Anyone can build a fast AI. The question is whether you'd stake your fund's reputation on its output. If not, the speed is worthless.
Hard markets first.
The tools that work in New York don't work in Mumbai. MCA filings contain audited financials for every Indian company—locked in PDFs nobody reconciles. We're unlocking them.
AI should show its work.
Black boxes are for magicians. Investment decisions require Glass Boxes—systems that explain themselves, cite their sources, and invite verification.
V. The Invitation
We're not building for everyone.
We're building for Growth VCs, CVCs, and family offices tired of missing deals because diligence took too long. Tired of presenting to IC with data they can't fully verify. Tired of watching analysts burn out on copy-paste work that a machine should do.
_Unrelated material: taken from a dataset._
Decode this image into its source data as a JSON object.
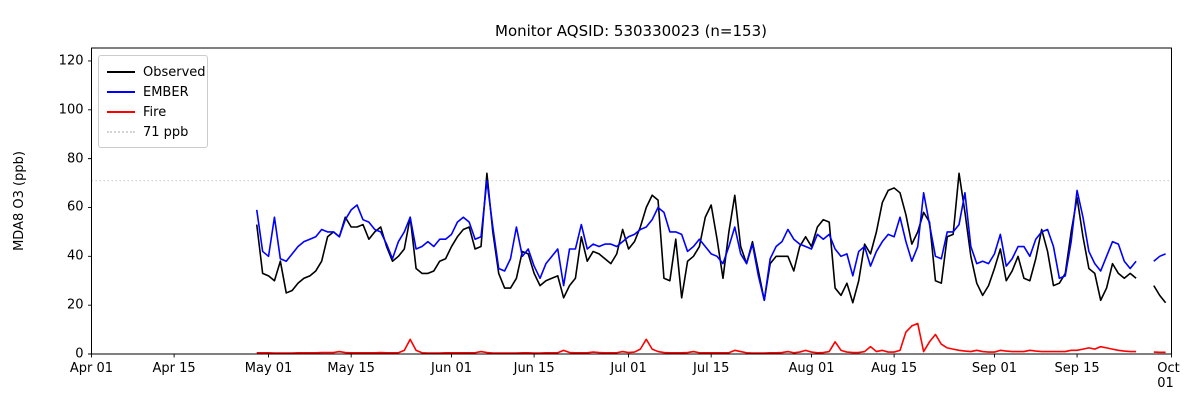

If that's you, we'd like to build with you.
We're onboarding 5 design partners. Not customers—co-creators. Funds who want to shape what investment intelligence becomes.
What you get:
- Early access
- Direct input on the roadmap
- Never manually enter MCA data again
What we ask:
- Honest feedback
- Access to real workflows
- Patience while we iterate
The Bloomberg Terminal didn't just change trading. It changed who could trade.
Before Bloomberg: "I've been in this market 30 years. I know people."
After Bloomberg: "Here's the data. Make your own call."
Private markets are next. The funds clinging to access will get outmaneuvered by funds with better systems. The analysts drowning in Excel will lose to analysts augmented by verified AI. The memos based on vibes will lose to memos backed by canonical data.
We're starting in India. MCA filings today. Companies House tomorrow. EDGAR after that.
The only question: which side of the shift will you be on?
If you can't see the source, you can't trust the insight.
We're building the Glass Box for private markets.